Я не сразу выхожу из машины. Помню, в детстве папа играл со мной и Лив, высаживая нас у дома. Он садился на корточки, чтобы его было не видно из окон автомобиля, а потом вдруг выскакивал с противоположной стороны. И как стало скучно, когда Лив выросла и не хотела больше играть, она дулась и даже не притворялась, что ей страшно, когда папа подпрыгивает перед ее окном.
Мама выходит в прихожую посмотреть, кто пришел, и ее взгляд полон такой надежды, что мне становится неловко одновременно оттого, что это всего лишь я, и оттого, что я не приезжала раньше. Мы обнимаемся; от мамы всегда исходит ее особенный, мамин запах — интересно, остальные тоже его ощущают или же она так пахнет только для меня? Я думаю о том, как буду пахнуть для своих детей я, какие чувства у них будет вызывать мамин запах.
— Как раз собиралась перекусить, — говорит мама. — Тебе тоже хватит. Поешь со мной?
Я киваю. Мне становится грустно при виде одинокого прибора на кухонном столе, на обычном мамином месте. Рядом стоят зажженные свечи и бокал вина. И хотя наши с Лив и Хоконом места тоже не заняты, только папин стул кажется пустым. Мама словно бы этого не замечает, и до меня вдруг доходит, что она так живет уже несколько месяцев. Это ее собственный выбор, мне нечего ее жалеть — если бы она хотела, могла бы по-прежнему сидеть тут вместе с папой.

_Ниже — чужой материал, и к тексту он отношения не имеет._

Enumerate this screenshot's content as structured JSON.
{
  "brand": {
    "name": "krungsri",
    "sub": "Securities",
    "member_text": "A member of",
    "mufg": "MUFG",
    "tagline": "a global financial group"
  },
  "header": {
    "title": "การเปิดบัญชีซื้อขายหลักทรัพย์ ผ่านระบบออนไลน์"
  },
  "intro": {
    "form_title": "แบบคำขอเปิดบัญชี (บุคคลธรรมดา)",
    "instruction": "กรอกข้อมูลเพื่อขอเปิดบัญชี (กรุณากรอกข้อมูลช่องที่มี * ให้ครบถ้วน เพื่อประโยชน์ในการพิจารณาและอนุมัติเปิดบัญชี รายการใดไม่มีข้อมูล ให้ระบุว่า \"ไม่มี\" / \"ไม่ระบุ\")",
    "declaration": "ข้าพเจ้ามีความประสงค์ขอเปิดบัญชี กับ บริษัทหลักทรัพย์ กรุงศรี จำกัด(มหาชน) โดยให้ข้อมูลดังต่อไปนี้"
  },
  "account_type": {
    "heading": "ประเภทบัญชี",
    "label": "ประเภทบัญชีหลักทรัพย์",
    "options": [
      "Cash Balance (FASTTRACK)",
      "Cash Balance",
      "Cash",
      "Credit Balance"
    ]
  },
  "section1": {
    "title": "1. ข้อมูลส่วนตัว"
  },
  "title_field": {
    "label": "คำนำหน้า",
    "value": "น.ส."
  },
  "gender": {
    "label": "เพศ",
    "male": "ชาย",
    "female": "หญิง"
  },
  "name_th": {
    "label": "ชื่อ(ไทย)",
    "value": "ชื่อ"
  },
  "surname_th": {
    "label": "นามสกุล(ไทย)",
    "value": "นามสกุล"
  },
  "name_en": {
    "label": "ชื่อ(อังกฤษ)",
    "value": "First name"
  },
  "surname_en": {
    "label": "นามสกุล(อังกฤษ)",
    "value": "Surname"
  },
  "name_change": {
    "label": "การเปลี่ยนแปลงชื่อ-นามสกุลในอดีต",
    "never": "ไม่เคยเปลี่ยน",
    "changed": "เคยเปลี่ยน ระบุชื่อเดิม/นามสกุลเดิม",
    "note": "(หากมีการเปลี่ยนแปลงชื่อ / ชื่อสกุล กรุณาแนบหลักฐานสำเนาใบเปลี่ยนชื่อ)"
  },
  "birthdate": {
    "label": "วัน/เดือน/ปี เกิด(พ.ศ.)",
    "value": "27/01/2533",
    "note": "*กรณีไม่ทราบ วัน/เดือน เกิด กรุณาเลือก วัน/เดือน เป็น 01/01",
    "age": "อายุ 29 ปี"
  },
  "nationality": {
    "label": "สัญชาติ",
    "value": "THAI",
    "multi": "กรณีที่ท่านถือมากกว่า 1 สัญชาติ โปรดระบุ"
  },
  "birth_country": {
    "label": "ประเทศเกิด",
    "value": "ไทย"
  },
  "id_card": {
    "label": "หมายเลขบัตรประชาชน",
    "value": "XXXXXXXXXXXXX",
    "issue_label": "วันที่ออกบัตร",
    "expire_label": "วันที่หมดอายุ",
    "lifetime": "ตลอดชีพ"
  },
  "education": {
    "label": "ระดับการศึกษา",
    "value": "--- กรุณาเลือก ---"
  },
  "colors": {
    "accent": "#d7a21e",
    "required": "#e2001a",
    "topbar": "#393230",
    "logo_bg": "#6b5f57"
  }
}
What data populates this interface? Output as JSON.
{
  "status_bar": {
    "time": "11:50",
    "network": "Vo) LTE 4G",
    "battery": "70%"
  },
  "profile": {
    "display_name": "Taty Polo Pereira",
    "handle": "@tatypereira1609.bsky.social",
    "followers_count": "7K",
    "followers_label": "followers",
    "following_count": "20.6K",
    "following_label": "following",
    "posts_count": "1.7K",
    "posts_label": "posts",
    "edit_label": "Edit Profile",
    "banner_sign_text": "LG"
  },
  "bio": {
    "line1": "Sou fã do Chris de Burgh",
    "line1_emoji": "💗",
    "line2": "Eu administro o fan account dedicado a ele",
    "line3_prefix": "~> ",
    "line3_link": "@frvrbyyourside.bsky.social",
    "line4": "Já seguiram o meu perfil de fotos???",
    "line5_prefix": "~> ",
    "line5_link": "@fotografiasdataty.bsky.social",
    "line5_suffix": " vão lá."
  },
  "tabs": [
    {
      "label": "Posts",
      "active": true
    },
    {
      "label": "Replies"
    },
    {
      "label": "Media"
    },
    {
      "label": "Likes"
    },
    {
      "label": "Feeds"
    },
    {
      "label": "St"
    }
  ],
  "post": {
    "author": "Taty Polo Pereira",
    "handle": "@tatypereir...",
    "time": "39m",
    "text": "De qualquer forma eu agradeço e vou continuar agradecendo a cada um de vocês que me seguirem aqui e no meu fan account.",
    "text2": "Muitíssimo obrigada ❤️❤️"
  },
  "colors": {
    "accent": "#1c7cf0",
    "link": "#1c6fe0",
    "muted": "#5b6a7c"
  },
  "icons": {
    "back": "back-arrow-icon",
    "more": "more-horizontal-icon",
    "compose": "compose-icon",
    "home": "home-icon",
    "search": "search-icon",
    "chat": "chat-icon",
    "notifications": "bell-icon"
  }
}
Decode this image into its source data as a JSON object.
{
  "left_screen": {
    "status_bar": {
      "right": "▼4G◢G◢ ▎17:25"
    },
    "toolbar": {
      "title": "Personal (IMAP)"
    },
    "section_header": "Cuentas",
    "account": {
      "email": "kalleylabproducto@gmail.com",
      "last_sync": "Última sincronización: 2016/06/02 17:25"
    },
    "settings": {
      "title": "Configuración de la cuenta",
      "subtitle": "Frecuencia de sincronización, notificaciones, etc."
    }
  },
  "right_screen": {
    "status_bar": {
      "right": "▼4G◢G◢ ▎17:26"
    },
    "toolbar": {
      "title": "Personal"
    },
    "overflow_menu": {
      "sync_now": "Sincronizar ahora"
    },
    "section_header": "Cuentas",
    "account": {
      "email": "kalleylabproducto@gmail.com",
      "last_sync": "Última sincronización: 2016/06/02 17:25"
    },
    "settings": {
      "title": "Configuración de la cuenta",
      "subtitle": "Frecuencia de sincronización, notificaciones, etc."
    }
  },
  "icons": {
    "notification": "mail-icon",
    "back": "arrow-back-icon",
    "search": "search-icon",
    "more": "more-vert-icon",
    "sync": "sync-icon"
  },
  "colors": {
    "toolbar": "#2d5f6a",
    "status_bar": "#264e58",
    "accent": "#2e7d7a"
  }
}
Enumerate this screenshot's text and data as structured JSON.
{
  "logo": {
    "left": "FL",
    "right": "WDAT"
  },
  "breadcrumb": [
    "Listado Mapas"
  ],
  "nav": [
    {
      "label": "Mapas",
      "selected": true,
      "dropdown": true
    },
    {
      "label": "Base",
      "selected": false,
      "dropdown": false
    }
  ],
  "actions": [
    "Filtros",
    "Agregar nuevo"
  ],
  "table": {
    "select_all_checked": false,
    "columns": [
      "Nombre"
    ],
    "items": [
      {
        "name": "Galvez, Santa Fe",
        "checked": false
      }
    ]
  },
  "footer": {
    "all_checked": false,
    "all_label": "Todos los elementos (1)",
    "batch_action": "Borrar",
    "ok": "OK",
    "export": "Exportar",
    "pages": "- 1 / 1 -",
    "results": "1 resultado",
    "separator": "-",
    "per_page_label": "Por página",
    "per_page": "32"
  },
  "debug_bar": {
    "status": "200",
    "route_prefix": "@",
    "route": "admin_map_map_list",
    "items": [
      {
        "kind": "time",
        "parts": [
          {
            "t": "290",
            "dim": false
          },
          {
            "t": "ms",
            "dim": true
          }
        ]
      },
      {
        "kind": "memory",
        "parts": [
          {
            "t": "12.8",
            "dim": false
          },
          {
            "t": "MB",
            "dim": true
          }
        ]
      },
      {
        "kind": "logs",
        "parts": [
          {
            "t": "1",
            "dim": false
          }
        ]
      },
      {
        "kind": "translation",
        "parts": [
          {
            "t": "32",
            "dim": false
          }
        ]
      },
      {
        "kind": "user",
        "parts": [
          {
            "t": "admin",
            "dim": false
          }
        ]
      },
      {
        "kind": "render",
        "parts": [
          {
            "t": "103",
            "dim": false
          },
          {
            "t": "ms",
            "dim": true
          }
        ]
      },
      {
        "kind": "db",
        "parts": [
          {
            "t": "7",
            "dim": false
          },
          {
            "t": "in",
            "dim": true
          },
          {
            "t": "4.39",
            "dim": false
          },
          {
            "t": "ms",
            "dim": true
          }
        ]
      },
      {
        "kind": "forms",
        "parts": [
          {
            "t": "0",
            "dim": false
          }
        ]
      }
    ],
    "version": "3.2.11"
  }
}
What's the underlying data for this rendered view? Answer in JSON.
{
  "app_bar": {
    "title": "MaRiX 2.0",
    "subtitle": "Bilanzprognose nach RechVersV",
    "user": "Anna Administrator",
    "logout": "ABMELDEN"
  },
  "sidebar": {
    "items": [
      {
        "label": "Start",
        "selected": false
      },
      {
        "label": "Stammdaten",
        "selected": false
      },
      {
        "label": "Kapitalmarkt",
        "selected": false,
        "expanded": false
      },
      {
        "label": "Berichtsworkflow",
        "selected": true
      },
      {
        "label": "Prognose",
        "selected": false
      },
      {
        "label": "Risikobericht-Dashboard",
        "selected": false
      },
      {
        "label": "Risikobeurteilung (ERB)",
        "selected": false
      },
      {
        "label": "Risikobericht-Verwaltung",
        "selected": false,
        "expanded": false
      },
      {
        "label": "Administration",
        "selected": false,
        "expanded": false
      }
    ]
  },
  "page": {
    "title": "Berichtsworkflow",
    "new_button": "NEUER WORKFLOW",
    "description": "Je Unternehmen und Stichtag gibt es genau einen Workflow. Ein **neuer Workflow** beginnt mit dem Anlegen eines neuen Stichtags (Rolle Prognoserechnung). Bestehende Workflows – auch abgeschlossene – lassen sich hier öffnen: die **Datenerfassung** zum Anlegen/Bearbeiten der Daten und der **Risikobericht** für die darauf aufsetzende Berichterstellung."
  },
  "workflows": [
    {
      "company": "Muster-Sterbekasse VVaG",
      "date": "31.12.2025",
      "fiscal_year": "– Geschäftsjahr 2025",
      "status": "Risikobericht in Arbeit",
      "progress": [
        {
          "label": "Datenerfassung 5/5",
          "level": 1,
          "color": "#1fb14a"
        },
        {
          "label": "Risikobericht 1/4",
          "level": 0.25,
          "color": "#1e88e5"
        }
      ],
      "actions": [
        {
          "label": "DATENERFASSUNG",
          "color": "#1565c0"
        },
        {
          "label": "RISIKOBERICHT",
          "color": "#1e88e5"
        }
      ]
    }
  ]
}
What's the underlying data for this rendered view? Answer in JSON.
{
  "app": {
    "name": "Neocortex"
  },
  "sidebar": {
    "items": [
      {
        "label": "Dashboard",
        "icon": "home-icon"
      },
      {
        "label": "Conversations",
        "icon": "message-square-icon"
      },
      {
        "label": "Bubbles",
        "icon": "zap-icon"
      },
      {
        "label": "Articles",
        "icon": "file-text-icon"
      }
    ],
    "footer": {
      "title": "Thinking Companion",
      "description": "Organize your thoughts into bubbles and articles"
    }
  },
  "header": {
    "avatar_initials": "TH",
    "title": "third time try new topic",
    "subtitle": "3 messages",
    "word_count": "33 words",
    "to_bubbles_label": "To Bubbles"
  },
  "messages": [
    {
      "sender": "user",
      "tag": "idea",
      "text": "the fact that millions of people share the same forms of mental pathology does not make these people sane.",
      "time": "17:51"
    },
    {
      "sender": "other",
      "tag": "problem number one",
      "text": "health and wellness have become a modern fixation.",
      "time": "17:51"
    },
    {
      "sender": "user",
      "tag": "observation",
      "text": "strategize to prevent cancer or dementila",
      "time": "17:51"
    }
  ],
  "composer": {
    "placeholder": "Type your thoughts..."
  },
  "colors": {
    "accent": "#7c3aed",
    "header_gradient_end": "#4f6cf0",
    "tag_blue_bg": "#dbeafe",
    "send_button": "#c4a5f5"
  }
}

За едой мы болтаем о рукописи, которую мама читала на Сицилии: бывший коллега прислал ей текст начинающего автора, и у мамы сложилось двойственное впечатление. Она старалась отнестись к тексту доброжелательно; по ее мнению, там много удачных находок, но до чего же эти молодые писатели склонны к самокопанию и поглощены собой; зачастую они попросту хотят самовыразиться и привлечь к себе внимание.
После ужина мы вдвоем сидим в гостиной, которая выглядит опустевшей и голой, хотя я и не могу определить, что именно папа забрал с собой, чего тут не хватает.
— Тест на память, — бормочу я.
— Что-что? — переспрашивает мама.
— Нет, ничего. Просто здесь как-то странно без папы.
— Да, странно. Мне тоже так кажется.
— Правда?
— Конечно, очень непривычно вдруг оказаться одной.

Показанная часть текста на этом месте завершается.